Last Wednesday, federal investigators executed search warrants at the homes of Police Commissioner Edward Caban, Deputy Mayor for Public Safety Phil Banks, and Tim Pearson, a senior Adams aide in charge of security at the migrant shelters (as well as the homes of several other high-ranking City Hall officials, but that's enough).

There are no charges against anyone and the government often makes mistakes.

And yet, no one is shocked by this development, and Adams alone bears the blame for this cynicism.

When he took office in 2022, he chose Banks – even though Banks, then the highest-ranking uniformed police officer, had been caught accepting expensive gifts from influential merchants a decade earlier. (Banks was not charged with a crime, but others were and were convicted.)

Post editors warned that hiring Banks would “hinder Adams' war on crime.”

Pearson is also not very careless with the rules: Already at the beginning of his term in office, he tried to balance his new job at City Hall And the position of chief of security in a casino, although City Hall helps regulate casinos and will play a role in issuing new casino licenses.

And then there is Caban, who takes a series of luxury trips paid for by third parties, including the government of Qatar, which provides shelter to senior Hamas members.

As a junior police officer, Caban was once disciplined for lying about his shifts and using his patrol car for personal purposes.

Because Adams ignored initial skepticism about this gang, his entire public safety leadership is now distracted by a full-scale federal investigation.
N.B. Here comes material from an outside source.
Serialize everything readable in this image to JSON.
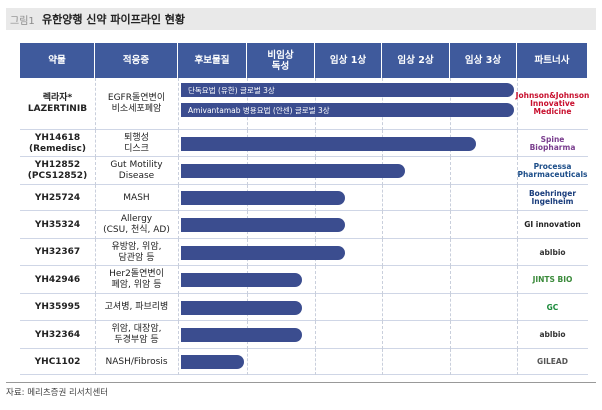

And then Adams' only credible argument for his re-election – that he has reduced crime – already weak.

After the federal raids last week, Adams touted the “decline in crime” on FOX 5 and vowed, “We will continue to reduce crime.”

He downplayed the deadly gang shooting at the West Indian Day Parade in Brooklyn over Labor Day weekend, saying: “At the parade, you saw police, community groups, a crisis management team, you saw an amazing response.”

But crime is not actually consistent down during Adams' term in office.

Now the numbers are in for the year ending September 1st. Adams' third summer as mayor and the last summer before he has to win the primary election next June.

Yes, the number of serious crimes decreased by 2.4% compared to last year, and that also represents a decrease of 2.4% compared to 2022.

But this flat trend leaves serious crimes 33.8% higher than in 2021, the last year of the previous government.

The crime rate hasn't been this high since 2006 – and back then, crime was steadily declining.

The tiny declines Adams has achieved are not the turnaround New Yorkers expected when they elected him in 2021. This is especially true as robbery and aggravated assault rates continue to rise: both have increased this year.

For the most part, Adams has done a good job of directing the NYPD to focus on gang killings – the murder rate has dropped 25% since 2021.

But they are still 17 percent above the record lows that New York reached between 2017 and 2019.

Adams keeps saying that crime in the subway has gone down – but the city has seen nine subway murders this year, three of them in the last two weeks.

This puts New York on track to surpass 11 murders on public transit by 2022 – a level not seen since underground crime began to be curbed in the early 1990s.

And Adams is in denial about the extent of the unrest on the city's streets – including the unrest emanating from the poorly policed ​​migrant shelters in downtown Manhattan.

So it is not a good time for Adams' hand-picked security chiefs – all of them – to fear that they themselves have come into conflict with the law.

By tolerating all of his deputies' minor offenses, Adams appears to have violated the rule of broken windows policing: small crimes, if not kept under control, can lead to even bigger crimes.

Adams' failure to enforce discipline at City Hall jeopardizes his already fragile – and in some areas nonexistent – public safety improvements for all of us.

Nicole Gelinas is an editor at the Manhattan Institute's City Journal.